Well, I got the message on the first go round. When they started the second section, I spaced them out and found something more interesting to think about. As a result, it was drilled into me to focus. To keep my mind on the thing that I was doing or listening to. So multitasking doesn't work for me, unless all the multi-tasks are related to the project I'm focused on.

Hugs
Patricia

Happiness is being all dressed up and HAVING some place to go.
Semper in femineo gerunt

I spend

Maddy Bell's picture

most of my 'writing' time sorting out plot elements, my stories are set in the real world so I like to make sure they largely reflect reality, the first draft can look pretty appalling from a grammar/spelling point of view.

The time for worrying about that stuff is when you are ready to publish, be it here on BC, Kindle or if you are really lucky with a publishing house. At that point I have to re read wot I rote, missed words, duplicates, spelling, bad word flow, capitalisation etc get sorted out but that doesn't mean I catch everything although it should read and look okay. Effectively every published work is a full on edit of the original manuscript, a second edit may catch more but even then not be 100%.

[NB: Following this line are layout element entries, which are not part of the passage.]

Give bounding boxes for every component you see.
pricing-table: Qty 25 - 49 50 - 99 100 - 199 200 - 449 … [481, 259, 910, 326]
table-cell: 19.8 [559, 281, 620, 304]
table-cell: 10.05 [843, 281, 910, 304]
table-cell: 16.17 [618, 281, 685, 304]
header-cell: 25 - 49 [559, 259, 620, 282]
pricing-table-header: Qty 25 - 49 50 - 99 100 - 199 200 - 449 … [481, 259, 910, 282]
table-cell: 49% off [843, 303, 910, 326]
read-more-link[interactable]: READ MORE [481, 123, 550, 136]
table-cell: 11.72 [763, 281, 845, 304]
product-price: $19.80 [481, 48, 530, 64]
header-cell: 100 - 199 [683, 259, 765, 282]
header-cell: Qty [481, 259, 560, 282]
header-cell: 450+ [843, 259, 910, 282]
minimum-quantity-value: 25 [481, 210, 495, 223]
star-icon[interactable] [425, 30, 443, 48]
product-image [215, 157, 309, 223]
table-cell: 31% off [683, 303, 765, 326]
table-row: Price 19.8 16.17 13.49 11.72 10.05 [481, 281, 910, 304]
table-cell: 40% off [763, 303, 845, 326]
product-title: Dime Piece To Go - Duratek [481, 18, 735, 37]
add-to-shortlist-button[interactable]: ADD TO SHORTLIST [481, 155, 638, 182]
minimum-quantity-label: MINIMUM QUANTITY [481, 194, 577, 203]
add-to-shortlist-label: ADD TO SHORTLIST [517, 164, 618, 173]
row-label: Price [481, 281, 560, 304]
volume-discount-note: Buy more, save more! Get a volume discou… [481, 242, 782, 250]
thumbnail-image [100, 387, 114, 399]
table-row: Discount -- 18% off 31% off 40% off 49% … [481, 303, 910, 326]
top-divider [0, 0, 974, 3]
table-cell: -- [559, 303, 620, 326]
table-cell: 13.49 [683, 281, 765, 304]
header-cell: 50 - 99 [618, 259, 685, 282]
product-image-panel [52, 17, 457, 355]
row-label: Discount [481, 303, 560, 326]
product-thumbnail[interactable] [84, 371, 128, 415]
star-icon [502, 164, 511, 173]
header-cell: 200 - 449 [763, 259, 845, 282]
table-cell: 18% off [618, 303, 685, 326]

I read a lot, not all the time but my physical library has a fair number of books that have been read and reread over and over. Its not just that I like those stories but also the flow of the writing, the very craft of putting together sentences, paragraphs, chapters and I try to emulate those writers in my works. Writing a good story isn't just about having a plot, its about more than words, more than repeating information verbatim in a string of digital diarrhea. I can't make any claims as to my writing, some like it, some don't but I like to think I'd score okay in an essay exam.

For me then, reading is an important part of writing, having a good story is not enough, it needs to be crafted from the rough draft of he said, she did, they went etc into a flowing sequence, it doesn't have to be as florid as Shakespeare but it is fiction we are writing, not a technical manual. There are some excellent story tellers here on BC but equally there are many with good plots that fail to make it as good stories, not through grammar or punctuation but from an absence of understanding the very basics of writing fiction, form. flow, construction, heck, even conversation.

You can be terrible at spelling and still be a good storyteller, but its no good being semi colon perfect if your work reads like a recipe for chicken soup!


image7.1.jpg    

Madeline Anafrid Bell

I agree with Jill,

Angharad's picture

A good story holds you, you begin to care about the characters because you love or hate them. Once you get to that stage you are hooked and will forgive everything but a rubbish ending. Good raconteurs, like Hemmingway, Donna Leon, Robert Harris and so on, hit all the positives because they tell a cracking yarn that you interact emotionally with. I know that if I am really into a book, I sometimes have difficulty returning back to my own time and place - when that happens, the story is well told.